Truer words, as a writer, have never been spoken. Of course, the picture below lies. Lies big. Lies like the dog in front of the door who doesn’t want to move and insists that you rub his belly before making your way out of your house. Yeah, it’s that big of a lie. Let’s expose it for what it truly is to everyone out there: one big, fat, stinking, baldfaced LIE.
So how do you know when enough is enough? How do you know when the time is right to lean back, look at your monitor (or piled sheets of paper next to your ancient typewriter… dear God man, buy a computer!) and say “I think… this is done.” Usually that last saying is followed by a “?”, a moment or five of disbelief, then jubilation. Wonderful, blissful jubilation because this cursed book is finally done. But then…

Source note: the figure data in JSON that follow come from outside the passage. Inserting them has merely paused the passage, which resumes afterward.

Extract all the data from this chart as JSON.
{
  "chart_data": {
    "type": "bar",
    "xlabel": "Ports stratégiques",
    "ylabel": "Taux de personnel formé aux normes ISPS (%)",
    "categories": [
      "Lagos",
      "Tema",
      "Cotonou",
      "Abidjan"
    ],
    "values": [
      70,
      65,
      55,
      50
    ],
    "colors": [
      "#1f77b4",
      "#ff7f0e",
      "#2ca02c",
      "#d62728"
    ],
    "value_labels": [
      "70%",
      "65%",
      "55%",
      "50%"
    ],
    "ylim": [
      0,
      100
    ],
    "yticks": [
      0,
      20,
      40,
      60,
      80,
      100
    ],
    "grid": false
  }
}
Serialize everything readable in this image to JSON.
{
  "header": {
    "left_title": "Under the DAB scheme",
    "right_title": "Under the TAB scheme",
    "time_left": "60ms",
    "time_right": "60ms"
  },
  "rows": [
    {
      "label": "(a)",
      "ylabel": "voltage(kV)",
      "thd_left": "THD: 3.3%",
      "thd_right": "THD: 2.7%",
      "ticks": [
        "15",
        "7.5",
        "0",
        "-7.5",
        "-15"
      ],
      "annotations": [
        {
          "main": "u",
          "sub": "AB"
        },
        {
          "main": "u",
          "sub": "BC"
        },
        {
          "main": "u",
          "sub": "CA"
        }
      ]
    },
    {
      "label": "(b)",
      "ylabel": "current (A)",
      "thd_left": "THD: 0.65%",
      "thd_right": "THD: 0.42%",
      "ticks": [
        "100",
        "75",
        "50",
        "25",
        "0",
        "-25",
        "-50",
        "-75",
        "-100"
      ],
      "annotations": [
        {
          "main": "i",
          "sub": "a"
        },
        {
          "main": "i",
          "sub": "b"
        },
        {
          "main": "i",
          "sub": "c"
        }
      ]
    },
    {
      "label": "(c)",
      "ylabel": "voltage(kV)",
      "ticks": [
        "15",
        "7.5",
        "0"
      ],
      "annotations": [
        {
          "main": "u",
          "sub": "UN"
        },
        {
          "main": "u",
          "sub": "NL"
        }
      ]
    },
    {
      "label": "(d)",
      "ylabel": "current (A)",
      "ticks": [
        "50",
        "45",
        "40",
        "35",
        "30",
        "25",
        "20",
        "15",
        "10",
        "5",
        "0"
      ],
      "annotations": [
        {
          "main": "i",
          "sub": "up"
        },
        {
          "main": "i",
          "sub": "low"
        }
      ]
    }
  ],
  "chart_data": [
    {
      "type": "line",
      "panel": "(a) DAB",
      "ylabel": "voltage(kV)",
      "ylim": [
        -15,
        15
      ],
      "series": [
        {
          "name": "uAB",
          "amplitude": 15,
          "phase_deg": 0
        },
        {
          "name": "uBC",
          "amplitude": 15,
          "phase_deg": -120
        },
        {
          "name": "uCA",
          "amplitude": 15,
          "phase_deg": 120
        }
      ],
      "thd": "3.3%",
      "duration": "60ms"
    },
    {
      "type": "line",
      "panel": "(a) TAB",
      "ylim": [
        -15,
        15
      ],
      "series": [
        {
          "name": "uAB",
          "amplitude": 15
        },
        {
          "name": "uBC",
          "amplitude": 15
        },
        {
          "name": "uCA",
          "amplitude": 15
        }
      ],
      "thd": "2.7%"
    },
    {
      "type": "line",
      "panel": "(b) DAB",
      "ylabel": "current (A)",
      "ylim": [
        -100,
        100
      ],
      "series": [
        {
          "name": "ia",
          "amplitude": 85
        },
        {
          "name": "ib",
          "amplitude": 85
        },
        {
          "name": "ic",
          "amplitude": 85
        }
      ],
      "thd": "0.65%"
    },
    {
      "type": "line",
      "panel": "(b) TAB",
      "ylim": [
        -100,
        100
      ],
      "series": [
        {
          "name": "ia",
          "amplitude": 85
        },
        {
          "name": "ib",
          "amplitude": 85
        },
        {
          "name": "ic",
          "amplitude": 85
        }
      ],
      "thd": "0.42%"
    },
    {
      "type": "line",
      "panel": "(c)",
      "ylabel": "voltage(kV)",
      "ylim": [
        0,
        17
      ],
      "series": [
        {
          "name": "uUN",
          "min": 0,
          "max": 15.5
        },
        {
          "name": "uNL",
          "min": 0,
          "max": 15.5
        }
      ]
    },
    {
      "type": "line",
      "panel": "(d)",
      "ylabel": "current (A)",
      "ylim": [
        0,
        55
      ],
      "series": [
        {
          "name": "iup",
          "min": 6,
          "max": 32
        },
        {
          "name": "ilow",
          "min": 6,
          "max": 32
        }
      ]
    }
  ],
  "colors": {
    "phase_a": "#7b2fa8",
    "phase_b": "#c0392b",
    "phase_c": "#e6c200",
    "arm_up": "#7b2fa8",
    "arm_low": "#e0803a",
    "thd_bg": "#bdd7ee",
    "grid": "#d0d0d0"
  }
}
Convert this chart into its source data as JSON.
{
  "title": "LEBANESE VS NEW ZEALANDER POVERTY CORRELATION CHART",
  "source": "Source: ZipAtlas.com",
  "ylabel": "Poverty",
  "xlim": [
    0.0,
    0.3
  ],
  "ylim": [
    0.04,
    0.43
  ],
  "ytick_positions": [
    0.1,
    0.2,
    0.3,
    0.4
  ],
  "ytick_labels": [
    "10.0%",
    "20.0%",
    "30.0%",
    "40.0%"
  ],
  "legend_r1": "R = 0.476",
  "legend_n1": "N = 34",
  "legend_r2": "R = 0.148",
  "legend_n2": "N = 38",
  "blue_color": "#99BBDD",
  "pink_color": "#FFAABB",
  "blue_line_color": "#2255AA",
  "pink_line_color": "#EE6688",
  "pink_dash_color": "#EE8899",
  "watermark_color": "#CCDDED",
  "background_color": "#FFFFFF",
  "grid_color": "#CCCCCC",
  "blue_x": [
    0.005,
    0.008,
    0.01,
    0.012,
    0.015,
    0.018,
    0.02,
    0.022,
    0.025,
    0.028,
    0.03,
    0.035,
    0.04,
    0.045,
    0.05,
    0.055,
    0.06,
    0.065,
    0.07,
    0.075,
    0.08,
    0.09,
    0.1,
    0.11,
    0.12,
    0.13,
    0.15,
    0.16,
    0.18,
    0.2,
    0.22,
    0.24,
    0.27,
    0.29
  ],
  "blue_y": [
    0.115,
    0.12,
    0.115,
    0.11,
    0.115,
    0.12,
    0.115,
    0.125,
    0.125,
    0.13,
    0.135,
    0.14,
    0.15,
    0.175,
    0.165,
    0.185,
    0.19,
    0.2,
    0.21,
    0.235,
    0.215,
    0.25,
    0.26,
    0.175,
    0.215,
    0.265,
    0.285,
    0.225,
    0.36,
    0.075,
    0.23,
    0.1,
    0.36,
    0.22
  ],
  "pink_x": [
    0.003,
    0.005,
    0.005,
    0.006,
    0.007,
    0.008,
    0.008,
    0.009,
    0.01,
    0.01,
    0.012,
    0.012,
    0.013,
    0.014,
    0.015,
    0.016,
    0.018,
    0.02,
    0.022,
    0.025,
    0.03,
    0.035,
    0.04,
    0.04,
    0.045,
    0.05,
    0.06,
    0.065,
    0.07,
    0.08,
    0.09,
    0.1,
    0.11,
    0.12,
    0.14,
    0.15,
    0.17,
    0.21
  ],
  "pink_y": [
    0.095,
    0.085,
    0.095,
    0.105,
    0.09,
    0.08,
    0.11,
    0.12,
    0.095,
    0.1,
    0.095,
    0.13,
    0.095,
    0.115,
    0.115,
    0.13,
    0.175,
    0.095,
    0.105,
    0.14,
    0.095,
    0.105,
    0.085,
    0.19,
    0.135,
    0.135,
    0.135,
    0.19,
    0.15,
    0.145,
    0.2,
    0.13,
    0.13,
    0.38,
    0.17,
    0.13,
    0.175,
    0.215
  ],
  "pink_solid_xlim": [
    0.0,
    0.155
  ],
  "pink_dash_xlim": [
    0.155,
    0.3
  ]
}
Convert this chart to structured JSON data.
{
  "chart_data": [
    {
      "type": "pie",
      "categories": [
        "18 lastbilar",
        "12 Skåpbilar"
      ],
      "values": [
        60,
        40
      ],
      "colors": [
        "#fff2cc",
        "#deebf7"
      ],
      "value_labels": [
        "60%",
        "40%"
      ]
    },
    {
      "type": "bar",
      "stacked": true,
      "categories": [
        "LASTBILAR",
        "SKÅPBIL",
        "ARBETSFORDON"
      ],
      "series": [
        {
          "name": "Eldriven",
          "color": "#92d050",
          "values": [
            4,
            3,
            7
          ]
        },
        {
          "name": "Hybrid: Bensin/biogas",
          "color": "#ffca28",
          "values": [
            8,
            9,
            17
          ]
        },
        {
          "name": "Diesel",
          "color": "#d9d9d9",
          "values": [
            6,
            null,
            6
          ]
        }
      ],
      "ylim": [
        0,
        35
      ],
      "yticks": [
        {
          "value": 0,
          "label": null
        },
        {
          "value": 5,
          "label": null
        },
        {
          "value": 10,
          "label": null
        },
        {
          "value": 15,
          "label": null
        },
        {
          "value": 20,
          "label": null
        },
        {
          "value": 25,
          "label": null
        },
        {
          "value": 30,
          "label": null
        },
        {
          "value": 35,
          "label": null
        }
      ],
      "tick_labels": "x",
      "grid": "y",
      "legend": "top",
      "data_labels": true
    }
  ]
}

Then you look at it a little more. It could use some more infodumps, maybe an extra explanation… no. Stop right there. Really. 120,000 words for a first novel is really good. Plus, that makes it about 500 pages roughly. Put it aside. Let someone else read it. See what your wonderful first readers (people you know who give up their valuable time to dissect your book for free) think of your work.
Then, and only then, do you go back and see not only what you should add, but what you may have to take out. Because if anything, things can be removed, cut and shortened in a book easier and quicker than lengthening the thing.